Resistance, on the other hand, follows a similar but inverse methodology in comparison to support. Resistance is a level where you see the upward flow of price get rejected. An easy comparison to remember this concept is to think of the resistance level as a ceiling and, again, imagine price as the tennis ball. Now picture yourself throwing that tennis ball at the ceiling. Naturally, you would see a reaction between the tennis ball and ceiling that would result in a downward directional price change.
As an investor looking to buy shares, you would initially be more interested in support levels because you are looking for confirmation to execute your trade but you must remember that identifying key resistance levels is just as important as they can show you potential barriers or offer you insight into where you could sell your shares for potential profit. Barriers formed by key price levels are expected but they are not something that should prevent you from getting into a trade because a barrier could just temporarily interrupt the momentum of price, not necessarily restrict it indefinitely.
How to find support and resistance levels
Support and resistance levels are merely indications of where price reacted and where price could react again in future. This does not necessarily mean that support and resistance levels are always going to be respected by momentum though. The movement of price could completely smash through these pre-existing levels as if they weren’t even there in some cases. You can never anticipate what price might do at the levels before it reaches them, you should only react to what you see in the moment. There is no point in trying to guess, hope, predict or assume anything in technical analysis, you must always rely on your decision-making process that is justified by weighted analysis.
So, in a nutshell, a buyer with a good strategy could use the concept of support as a confirmation tool that price has more potential to rise than not. A day trader who trades a contract for difference and speculates on selling downward price movements could use support as a barrier between their entry level and potential target zone. Remember that selling in the direction of a downward movement of price is possible too! This is when a decision maker tackles the stock market as a trader rather than an investor and uses a portion of his/her account to bet that price could continue to move further downward from their determined entry level. Again, this decision needs to be justified by a strategy and could be further confirmed by resistance. A resistance level would also be used by an investor as a level to exit a holding of shares or as an indication to tighten up risk exposure.

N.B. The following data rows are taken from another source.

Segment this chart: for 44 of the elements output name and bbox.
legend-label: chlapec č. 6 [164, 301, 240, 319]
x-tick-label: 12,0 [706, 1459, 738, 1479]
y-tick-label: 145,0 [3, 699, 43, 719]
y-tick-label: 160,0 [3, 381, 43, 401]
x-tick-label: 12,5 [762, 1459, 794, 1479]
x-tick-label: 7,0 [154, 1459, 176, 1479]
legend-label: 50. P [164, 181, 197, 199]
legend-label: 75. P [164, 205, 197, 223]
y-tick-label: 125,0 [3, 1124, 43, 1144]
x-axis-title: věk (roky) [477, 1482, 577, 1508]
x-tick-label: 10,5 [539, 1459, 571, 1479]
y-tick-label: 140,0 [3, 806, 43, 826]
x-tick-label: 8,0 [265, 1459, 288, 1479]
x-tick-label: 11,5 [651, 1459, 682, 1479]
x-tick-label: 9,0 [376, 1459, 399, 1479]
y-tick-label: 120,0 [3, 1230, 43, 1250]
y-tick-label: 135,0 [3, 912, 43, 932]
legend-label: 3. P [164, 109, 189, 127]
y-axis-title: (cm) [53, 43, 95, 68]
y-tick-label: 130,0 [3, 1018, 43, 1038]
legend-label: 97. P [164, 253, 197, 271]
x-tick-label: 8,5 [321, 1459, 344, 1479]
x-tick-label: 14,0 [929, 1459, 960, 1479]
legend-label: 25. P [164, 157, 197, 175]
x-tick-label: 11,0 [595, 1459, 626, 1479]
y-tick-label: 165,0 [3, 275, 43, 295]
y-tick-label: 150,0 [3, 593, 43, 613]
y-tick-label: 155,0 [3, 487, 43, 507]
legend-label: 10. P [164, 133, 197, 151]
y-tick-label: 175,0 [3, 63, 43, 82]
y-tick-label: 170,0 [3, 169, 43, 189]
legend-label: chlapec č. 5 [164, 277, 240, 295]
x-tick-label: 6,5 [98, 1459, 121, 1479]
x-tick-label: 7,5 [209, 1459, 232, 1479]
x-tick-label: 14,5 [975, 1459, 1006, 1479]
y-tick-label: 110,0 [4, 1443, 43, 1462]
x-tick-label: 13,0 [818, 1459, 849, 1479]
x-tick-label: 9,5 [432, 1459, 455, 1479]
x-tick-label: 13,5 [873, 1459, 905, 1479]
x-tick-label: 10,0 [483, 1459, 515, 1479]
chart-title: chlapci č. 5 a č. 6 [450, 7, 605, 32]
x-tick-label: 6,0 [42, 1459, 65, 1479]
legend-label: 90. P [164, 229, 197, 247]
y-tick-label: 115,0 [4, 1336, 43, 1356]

Support and resistance charts
Below are illustrations of what support and resistance looks like on a horizontal scale. There are many interruptions between each time price respects the key level but what your attention should be drawn to is that the price uses the horizontal level as both support and resistance over quite a long period of time. There are certain cases where you could identify (and even use) uninterrupted support and resistance but these examples are presented to you so that you can see the significance of how price remembers the horizontal level no matter how it has fluctuated between each reaction.

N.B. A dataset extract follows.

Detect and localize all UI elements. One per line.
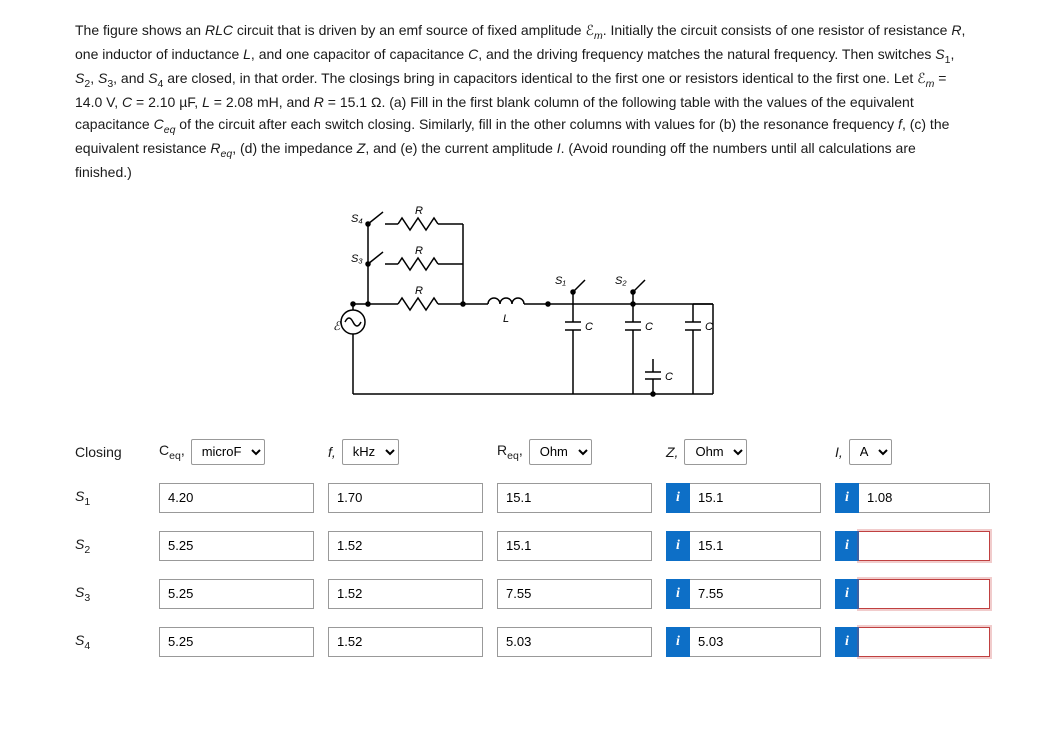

In the diagram, you will see horizontal lines spanning across the chart; these lines are identifying the important key levels spoken about, and on each horizontal line you will see a dot which pinpoints exactly where the price reaction to the key level is occurring. You will notice that each key horizontal has a specific pinpoint dot colour to help guide your eye through the multiple examples that are scattered across the chart.
The key levels of support and resistance are an amazing tool to guide and assist every trader or investor in their decision-making process, and when executed correctly, can prove to be a fantastic addition to your arsenal.